In mid-February 1491, John Wells, glover of Oxford, ran into the church of All Hallows. He confessed to the coroner that a month before he had killed a serjeant, whose job it was to arrest suspected felons.
A draft of a petition to the king from the serjeant’s widow, Margery Ludlow, gives some backstory to Wells’s struggle with her husband. She said that her husband Thomas Ludlow was arresting Wells for the murder of another man, Robert Phylipson, when Wells killed him.
Margery Ludlow said that Wells immediately – not five weeks later when he abjured – took sanctuary in the church. But he refused, she said, to confess or to abjure and so was seized from the church and made to stand trial. He was convicted of homicide. Then others “mightily labored” to have Wells restored to his sanctuary from which, they claimed, he had been illicitly seized. Margery Ludlow prayed that the king would intervene to stop his getting away with these two murders.
There’s no explicit record of what happened at that point, but two hints.
1. There is a record of abjuration (see the image at the top), dated five weeks after Margery Ludlow said he originally took sanctuary for her husband’s murder. So he was probably restored to the church, from which he then abjured.

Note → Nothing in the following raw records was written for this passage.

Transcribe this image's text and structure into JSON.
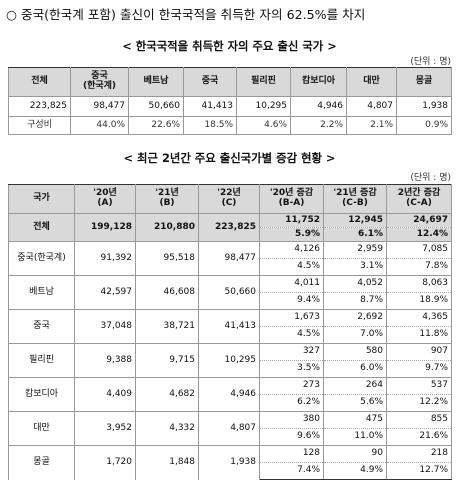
{
  "headline": "○ 중국(한국계 포함) 출신이 한국국적을 취득한 자의 62.5%를 차지",
  "section1": {
    "title": "< 한국국적을 취득한 자의 주요 출신 국가 >",
    "unit": "(단위 : 명)",
    "headers": [
      "전체",
      "중국\n(한국계)",
      "베트남",
      "중국",
      "필리핀",
      "캄보디아",
      "대만",
      "몽골"
    ],
    "values": [
      "223,825",
      "98,477",
      "50,660",
      "41,413",
      "10,295",
      "4,946",
      "4,807",
      "1,938"
    ],
    "share_label": "구성비",
    "shares": [
      "44.0%",
      "22.6%",
      "18.5%",
      "4.6%",
      "2.2%",
      "2.1%",
      "0.9%"
    ]
  },
  "section2": {
    "title": "< 최근 2년간 주요 출신국가별 증감 현황 >",
    "unit": "(단위 : 명)",
    "headers": [
      "국가",
      "'20년\n(A)",
      "'21년\n(B)",
      "'22년\n(C)",
      "'20년 증감\n(B-A)",
      "'21년 증감\n(C-B)",
      "2년간 증감\n(C-A)"
    ],
    "rows": [
      {
        "country": "전체",
        "y20": "199,128",
        "y21": "210,880",
        "y22": "223,825",
        "d1": "11,752",
        "d1p": "5.9%",
        "d2": "12,945",
        "d2p": "6.1%",
        "d3": "24,697",
        "d3p": "12.4%"
      },
      {
        "country": "중국(한국계)",
        "y20": "91,392",
        "y21": "95,518",
        "y22": "98,477",
        "d1": "4,126",
        "d1p": "4.5%",
        "d2": "2,959",
        "d2p": "3.1%",
        "d3": "7,085",
        "d3p": "7.8%"
      },
      {
        "country": "베트남",
        "y20": "42,597",
        "y21": "46,608",
        "y22": "50,660",
        "d1": "4,011",
        "d1p": "9.4%",
        "d2": "4,052",
        "d2p": "8.7%",
        "d3": "8,063",
        "d3p": "18.9%"
      },
      {
        "country": "중국",
        "y20": "37,048",
        "y21": "38,721",
        "y22": "41,413",
        "d1": "1,673",
        "d1p": "4.5%",
        "d2": "2,692",
        "d2p": "7.0%",
        "d3": "4,365",
        "d3p": "11.8%"
      },
      {
        "country": "필리핀",
        "y20": "9,388",
        "y21": "9,715",
        "y22": "10,295",
        "d1": "327",
        "d1p": "3.5%",
        "d2": "580",
        "d2p": "6.0%",
        "d3": "907",
        "d3p": "9.7%"
      },
      {
        "country": "캄보디아",
        "y20": "4,409",
        "y21": "4,682",
        "y22": "4,946",
        "d1": "273",
        "d1p": "6.2%",
        "d2": "264",
        "d2p": "5.6%",
        "d3": "537",
        "d3p": "12.2%"
      },
      {
        "country": "대만",
        "y20": "3,952",
        "y21": "4,332",
        "y22": "4,807",
        "d1": "380",
        "d1p": "9.6%",
        "d2": "475",
        "d2p": "11.0%",
        "d3": "855",
        "d3p": "21.6%"
      },
      {
        "country": "몽골",
        "y20": "1,720",
        "y21": "1,848",
        "y22": "1,938",
        "d1": "128",
        "d1p": "7.4%",
        "d2": "90",
        "d2p": "4.9%",
        "d3": "218",
        "d3p": "12.7%"
      }
    ]
  }
}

2. For some reason in 1496 a writ was issued to bring the record of Wells’s abjuration up to the court of King’s Bench; but there’s no indication why this came up again. Maybe he was found in the realm – and then hanged? Or got a pardon that doesn’t show up in my searches?
TNA, KB 9/410 (see the image at the top), mm. 65-66; KB 29/127, m. 2; Herbert Edward Salter and Vivian Hunter Galbraith, eds., Snappe’s Formulary and Other Records (Oxford: Clarendon Press, 1924), 252-53.